Tamoxifen causing lack of eating? or Radiotherapy?

Hi Ladies.

I’ve reached the point where I have just stopped taking the tamoxifen. I’ve only been on it a month and a half but even then there were a few days I didn’t take it. I feel so bad. I’ve not eaten dinner in a week, just snacking on fruit and things that I can easily digest, part of this is because I had whole brain radiotherapy 4 weeks ago and it’s left me exhausted right now but not eating is not helping that and my OH observed that every time I start the tamoxifen again my appetite crashes 4 days later and I’m nauseous as hell. Worse than I ever was on chemo, even when I took the anti emetics late.

I figure at this rate the lack of eating is going to kill me long before my brain mets. So I’ve just stopped. I’m going to see my GP on Tuesday and if my OH is correct I should be eating properly by then again. I stopped the pills 2 days ago and this morning I wasn’t quite so bad already.

Did any of you have this? did you stick it out? Did it pass?

I’m not even 100% convinced I need it as I had 2 tumors originally, 1 larger triple neg one and one smaller slightly hormone responsive one. They don’t know which is in my brain and they’d have to take a biopsy to find out.

I’m going to see what the GP says (and she’s good) but this is ridiculous.

When I had radiotherapy last november it affected my appetite too so it’s really hard to be sure what’s doing it. Quite possibly both.

If there’s anyone the other side of this I’d love your stories.

Lots of love


Munching dried oatcakes again, at least they’re energy.

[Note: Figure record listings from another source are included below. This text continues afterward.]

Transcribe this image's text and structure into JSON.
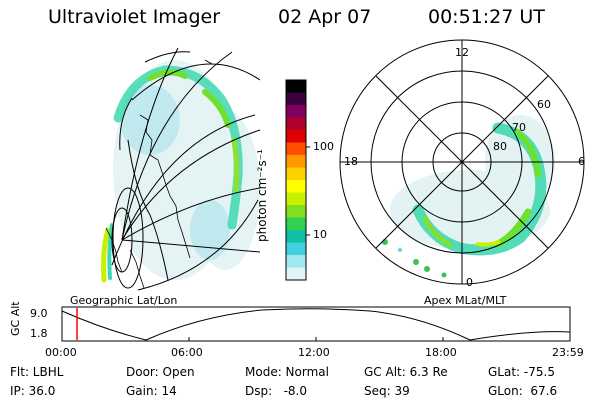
{
  "header": {
    "title": "Ultraviolet Imager",
    "date": "02 Apr 07",
    "time": "00:51:27 UT"
  },
  "colorbar": {
    "unit_label": "photon cm⁻²s⁻¹",
    "ticks": [
      "100",
      "10"
    ],
    "colors": [
      "#000000",
      "#3a0040",
      "#800060",
      "#b00030",
      "#e00000",
      "#ff5000",
      "#ff9900",
      "#ffd000",
      "#ffff00",
      "#c8f000",
      "#80e020",
      "#30d050",
      "#10c0a0",
      "#40d0e0",
      "#a0e8f0",
      "#e0f4f4"
    ]
  },
  "geo_map": {
    "label": "Geographic Lat/Lon"
  },
  "polar_map": {
    "label": "Apex MLat/MLT",
    "mlt_labels": [
      "12",
      "18",
      "6",
      "0"
    ],
    "lat_labels": [
      "60",
      "70",
      "80"
    ]
  },
  "timeline": {
    "ylabel": "GC Alt",
    "y_ticks": [
      "9.0",
      "1.8"
    ],
    "x_ticks": [
      "00:00",
      "06:00",
      "12:00",
      "18:00",
      "23:59"
    ],
    "marker_color": "#ff0000"
  },
  "info": {
    "flt": "Flt: LBHL",
    "ip": "IP: 36.0",
    "door": "Door: Open",
    "gain": "Gain: 14",
    "mode": "Mode: Normal",
    "dsp": "Dsp:   -8.0",
    "gcalt": "GC Alt: 6.3 Re",
    "seq": "Seq: 39",
    "glat": "GLat: -75.5",
    "glon": "GLon:  67.6"
  }
}
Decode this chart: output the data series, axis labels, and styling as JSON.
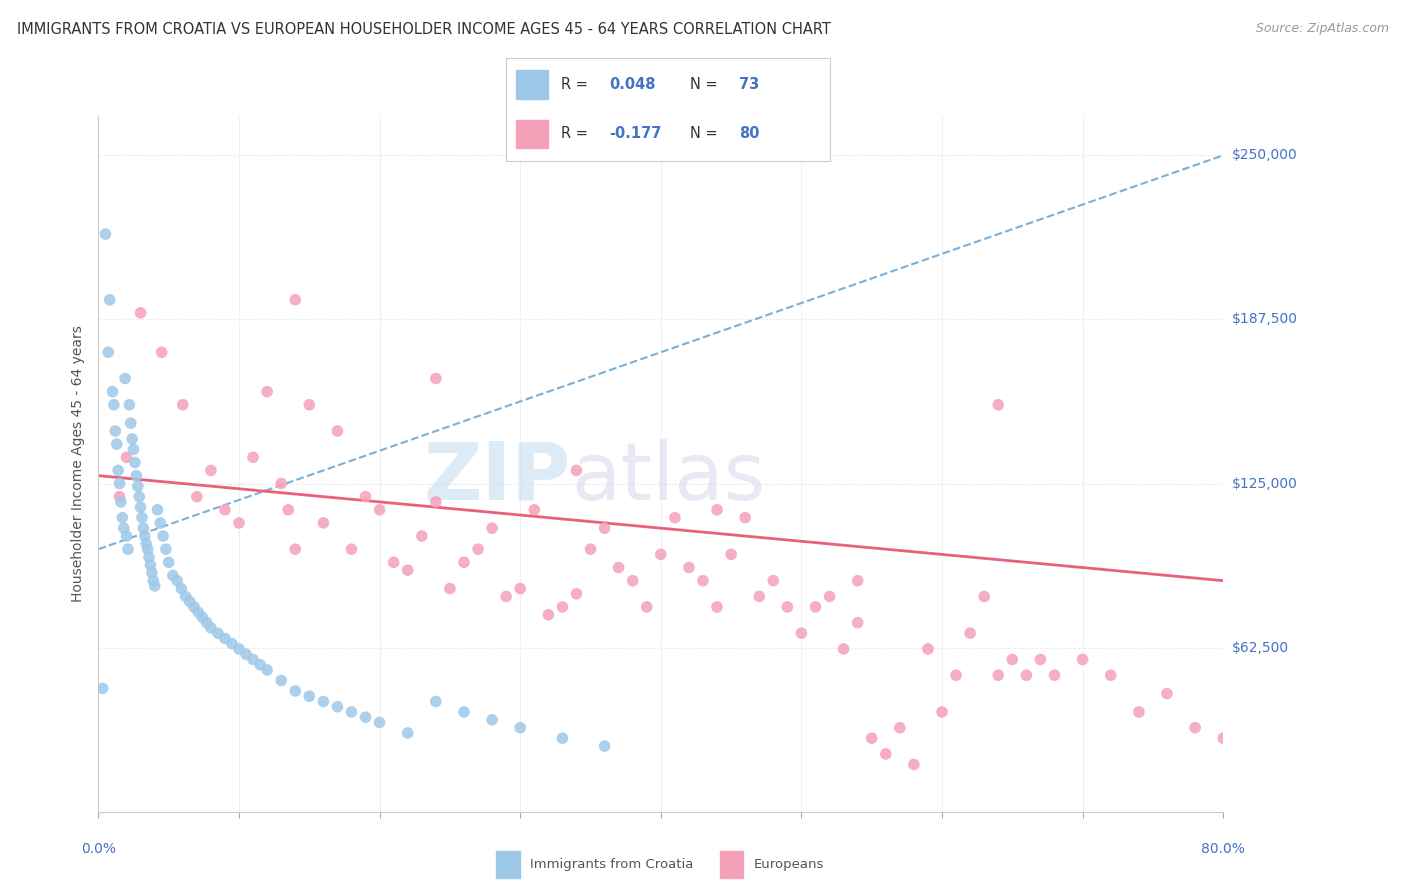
{
  "title": "IMMIGRANTS FROM CROATIA VS EUROPEAN HOUSEHOLDER INCOME AGES 45 - 64 YEARS CORRELATION CHART",
  "source": "Source: ZipAtlas.com",
  "ylabel": "Householder Income Ages 45 - 64 years",
  "y_tick_labels": [
    "",
    "$62,500",
    "$125,000",
    "$187,500",
    "$250,000"
  ],
  "y_tick_vals": [
    0,
    62500,
    125000,
    187500,
    250000
  ],
  "xlim": [
    0,
    80
  ],
  "ylim": [
    0,
    265000
  ],
  "color_croatia": "#9ec8e8",
  "color_europeans": "#f4a0b8",
  "color_trend_croatia": "#7ab0d8",
  "color_trend_europeans": "#e8607a",
  "watermark_zip": "ZIP",
  "watermark_atlas": "atlas",
  "legend_label1": "R = 0.048   N = 73",
  "legend_label2": "R = -0.177   N = 80",
  "croatia_x": [
    0.3,
    0.5,
    0.7,
    0.8,
    1.0,
    1.1,
    1.2,
    1.3,
    1.4,
    1.5,
    1.6,
    1.7,
    1.8,
    1.9,
    2.0,
    2.1,
    2.2,
    2.3,
    2.4,
    2.5,
    2.6,
    2.7,
    2.8,
    2.9,
    3.0,
    3.1,
    3.2,
    3.3,
    3.4,
    3.5,
    3.6,
    3.7,
    3.8,
    3.9,
    4.0,
    4.2,
    4.4,
    4.6,
    4.8,
    5.0,
    5.3,
    5.6,
    5.9,
    6.2,
    6.5,
    6.8,
    7.1,
    7.4,
    7.7,
    8.0,
    8.5,
    9.0,
    9.5,
    10.0,
    10.5,
    11.0,
    11.5,
    12.0,
    13.0,
    14.0,
    15.0,
    16.0,
    17.0,
    18.0,
    19.0,
    20.0,
    22.0,
    24.0,
    26.0,
    28.0,
    30.0,
    33.0,
    36.0
  ],
  "croatia_y": [
    47000,
    220000,
    175000,
    195000,
    160000,
    155000,
    145000,
    140000,
    130000,
    125000,
    118000,
    112000,
    108000,
    165000,
    105000,
    100000,
    155000,
    148000,
    142000,
    138000,
    133000,
    128000,
    124000,
    120000,
    116000,
    112000,
    108000,
    105000,
    102000,
    100000,
    97000,
    94000,
    91000,
    88000,
    86000,
    115000,
    110000,
    105000,
    100000,
    95000,
    90000,
    88000,
    85000,
    82000,
    80000,
    78000,
    76000,
    74000,
    72000,
    70000,
    68000,
    66000,
    64000,
    62000,
    60000,
    58000,
    56000,
    54000,
    50000,
    46000,
    44000,
    42000,
    40000,
    38000,
    36000,
    34000,
    30000,
    42000,
    38000,
    35000,
    32000,
    28000,
    25000
  ],
  "europeans_x": [
    1.5,
    2.0,
    3.0,
    4.5,
    6.0,
    7.0,
    8.0,
    9.0,
    10.0,
    11.0,
    12.0,
    13.0,
    13.5,
    14.0,
    15.0,
    16.0,
    17.0,
    18.0,
    19.0,
    20.0,
    21.0,
    22.0,
    23.0,
    24.0,
    25.0,
    26.0,
    27.0,
    28.0,
    29.0,
    30.0,
    31.0,
    32.0,
    33.0,
    34.0,
    35.0,
    36.0,
    37.0,
    38.0,
    39.0,
    40.0,
    41.0,
    42.0,
    43.0,
    44.0,
    45.0,
    46.0,
    47.0,
    48.0,
    49.0,
    50.0,
    51.0,
    52.0,
    53.0,
    54.0,
    55.0,
    56.0,
    57.0,
    58.0,
    59.0,
    60.0,
    61.0,
    62.0,
    63.0,
    64.0,
    65.0,
    66.0,
    67.0,
    68.0,
    70.0,
    72.0,
    74.0,
    76.0,
    78.0,
    80.0,
    14.0,
    24.0,
    34.0,
    44.0,
    54.0,
    64.0
  ],
  "europeans_y": [
    120000,
    135000,
    190000,
    175000,
    155000,
    120000,
    130000,
    115000,
    110000,
    135000,
    160000,
    125000,
    115000,
    100000,
    155000,
    110000,
    145000,
    100000,
    120000,
    115000,
    95000,
    92000,
    105000,
    118000,
    85000,
    95000,
    100000,
    108000,
    82000,
    85000,
    115000,
    75000,
    78000,
    83000,
    100000,
    108000,
    93000,
    88000,
    78000,
    98000,
    112000,
    93000,
    88000,
    78000,
    98000,
    112000,
    82000,
    88000,
    78000,
    68000,
    78000,
    82000,
    62000,
    72000,
    28000,
    22000,
    32000,
    18000,
    62000,
    38000,
    52000,
    68000,
    82000,
    52000,
    58000,
    52000,
    58000,
    52000,
    58000,
    52000,
    38000,
    45000,
    32000,
    28000,
    195000,
    165000,
    130000,
    115000,
    88000,
    155000
  ]
}
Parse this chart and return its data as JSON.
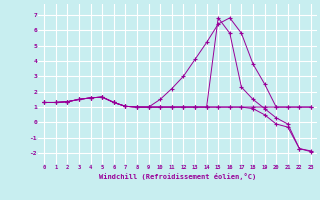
{
  "xlabel": "Windchill (Refroidissement éolien,°C)",
  "background_color": "#c8eef0",
  "line_color": "#990099",
  "grid_color": "#ffffff",
  "xlim": [
    -0.5,
    23.5
  ],
  "ylim": [
    -2.7,
    7.7
  ],
  "xticks": [
    0,
    1,
    2,
    3,
    4,
    5,
    6,
    7,
    8,
    9,
    10,
    11,
    12,
    13,
    14,
    15,
    16,
    17,
    18,
    19,
    20,
    21,
    22,
    23
  ],
  "yticks": [
    -2,
    -1,
    0,
    1,
    2,
    3,
    4,
    5,
    6,
    7
  ],
  "curves": [
    {
      "x": [
        0,
        1,
        2,
        3,
        4,
        5,
        6,
        7,
        8,
        9,
        10,
        11,
        12,
        13,
        14,
        15,
        16,
        17,
        18,
        19,
        20,
        21,
        22,
        23
      ],
      "y": [
        1.3,
        1.3,
        1.35,
        1.5,
        1.6,
        1.65,
        1.3,
        1.05,
        1.0,
        1.0,
        1.0,
        1.0,
        1.0,
        1.0,
        1.0,
        1.0,
        1.0,
        1.0,
        1.0,
        1.0,
        1.0,
        1.0,
        1.0,
        1.0
      ]
    },
    {
      "x": [
        0,
        1,
        2,
        3,
        4,
        5,
        6,
        7,
        8,
        9,
        10,
        11,
        12,
        13,
        14,
        15,
        16,
        17,
        18,
        19,
        20,
        21,
        22,
        23
      ],
      "y": [
        1.3,
        1.3,
        1.35,
        1.5,
        1.6,
        1.65,
        1.3,
        1.05,
        1.0,
        1.0,
        1.5,
        2.2,
        3.0,
        4.1,
        5.2,
        6.4,
        6.8,
        5.8,
        3.8,
        2.5,
        1.0,
        1.0,
        1.0,
        1.0
      ]
    },
    {
      "x": [
        0,
        1,
        2,
        3,
        4,
        5,
        6,
        7,
        8,
        9,
        10,
        11,
        12,
        13,
        14,
        15,
        16,
        17,
        18,
        19,
        20,
        21,
        22,
        23
      ],
      "y": [
        1.3,
        1.3,
        1.35,
        1.5,
        1.6,
        1.65,
        1.3,
        1.05,
        1.0,
        1.0,
        1.0,
        1.0,
        1.0,
        1.0,
        1.0,
        1.0,
        1.0,
        1.0,
        0.9,
        0.5,
        -0.1,
        -0.3,
        -1.7,
        -1.85
      ]
    },
    {
      "x": [
        0,
        1,
        2,
        3,
        4,
        5,
        6,
        7,
        8,
        9,
        10,
        11,
        12,
        13,
        14,
        15,
        16,
        17,
        18,
        19,
        20,
        21,
        22,
        23
      ],
      "y": [
        1.3,
        1.3,
        1.35,
        1.5,
        1.6,
        1.65,
        1.3,
        1.05,
        1.0,
        1.0,
        1.0,
        1.0,
        1.0,
        1.0,
        1.0,
        6.8,
        5.8,
        2.3,
        1.5,
        0.9,
        0.3,
        -0.1,
        -1.7,
        -1.9
      ]
    }
  ]
}
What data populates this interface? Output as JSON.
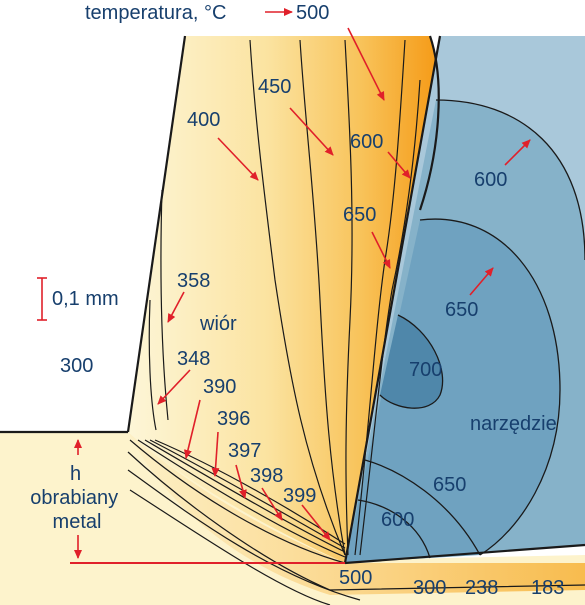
{
  "title": "temperatura, °C",
  "scale_label": "0,1 mm",
  "region_labels": {
    "chip": "wiór",
    "tool": "narzędzie",
    "workpiece": "obrabiany\nmetal",
    "h": "h"
  },
  "chip_isotherms": [
    "500",
    "450",
    "400",
    "600",
    "650",
    "358",
    "348",
    "390",
    "396",
    "397",
    "398",
    "399",
    "300"
  ],
  "tool_isotherms": [
    "600",
    "650",
    "700",
    "650",
    "600"
  ],
  "bottom_isotherms": [
    "500",
    "300",
    "238",
    "183"
  ],
  "colors": {
    "text": "#173f6d",
    "arrow": "#e0202a",
    "line": "#1a1a1a",
    "tool_light": "#a9c8da",
    "tool_mid": "#86b2c9",
    "tool_dark": "#5c95b5",
    "chip_light": "#fdf3cc",
    "chip_orange": "#f7a01c"
  }
}
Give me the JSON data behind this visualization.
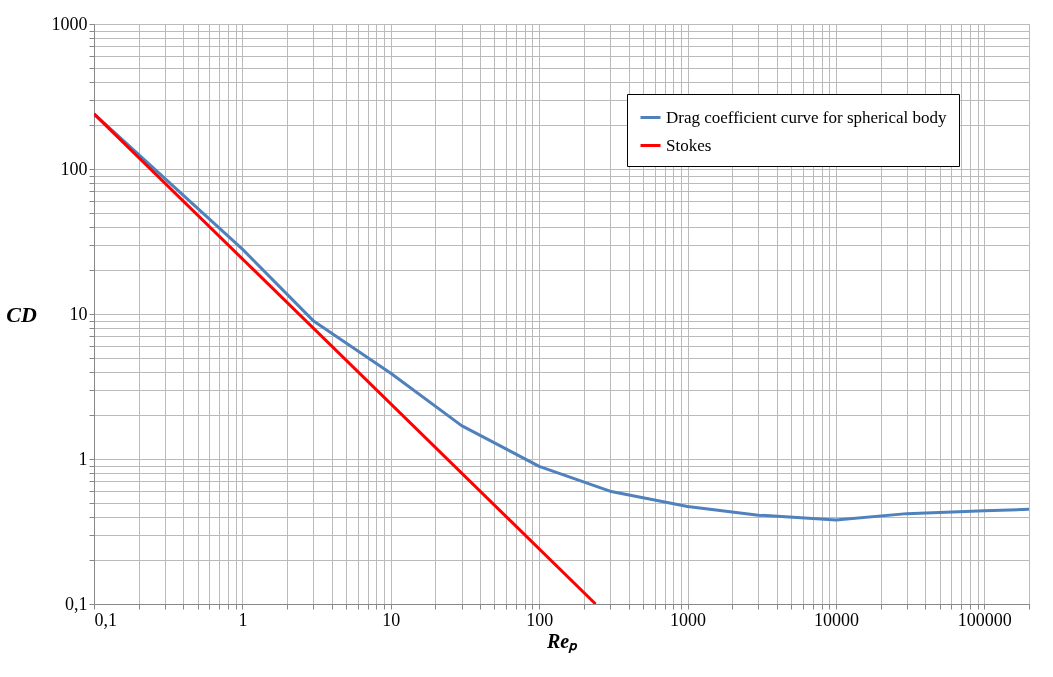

I sympathise with your loss of appetite and nausea. For me that has been one of the most miserable things about this b***** secondaries business. Like you I sometimes can’t figure out what is causing it, sometimes I think it is the cancer mets (in partic I think my meningeal mets has coincided with loss of appetite and weight). Also the various chemos seem to have almost completely messed up my taste buds.

However to-day the doctor described me as ‘slim’ which is not what I was 18 months ago… and my daughter dragged me into H&M to get skinny tops. I never thought that would happen. Still I’d rather have more weight and enjoy my food!

The only advice I would give is to talk to your onc as well as the GP, although you do say your GP is good it seems to me this is significant for your overall treatment.

Hope you have a good week-end,


The other thought is to swap from Tamoxifen to a different hormone inhibitor??


If you have had chemo then perhaps you are post menopausal?

I’ve noticed plenty of ladies on here who are but are still on Tamoxifen when they could (and mayne should) be changed to an A.I. It could make a lot of difference to you.

Best wishes and try ice cream as oat cakes are filing and too “good” for you!

Hi Angie,

So sorry to read of your eating problems…and constant nausea is horrible.

Do you have a hospice or MacMillan nurse? I find that mine is a resource of information and real helpful advice on all kinds of symptom related things. In my area the hospice nurses work brilliantly with my GP…its a ‘partnerhsip’ which seems so far to be working really well-the hospice nurse advises me and GP on drugs, things that will help and the GP to responds to that advice.

Also talk to your oncologist about the nausea and lack of appetite…there might be a cancer related reason.

Thinking of you.


Hi Angie,
one of the ladies that had rads for brain mets lost her apetie and went on the fortisip drinks they are full of all the nutients that you need.
I had them when I couldn’t eat a few weeks ago, not that bad if you chill them.
Love Debsxxx

I’ve found that regardless of the reason for my lack of appetite (& I’ve experienced this throughout all 3 of my treatments), medical cannabis restores it. Sometimes it takes an hour ir two, but my appetite does return and I’m able to enjoy my food too. Without it, I can’t stand the thought of food. I’ve been able to maintain my weight for almost a year now.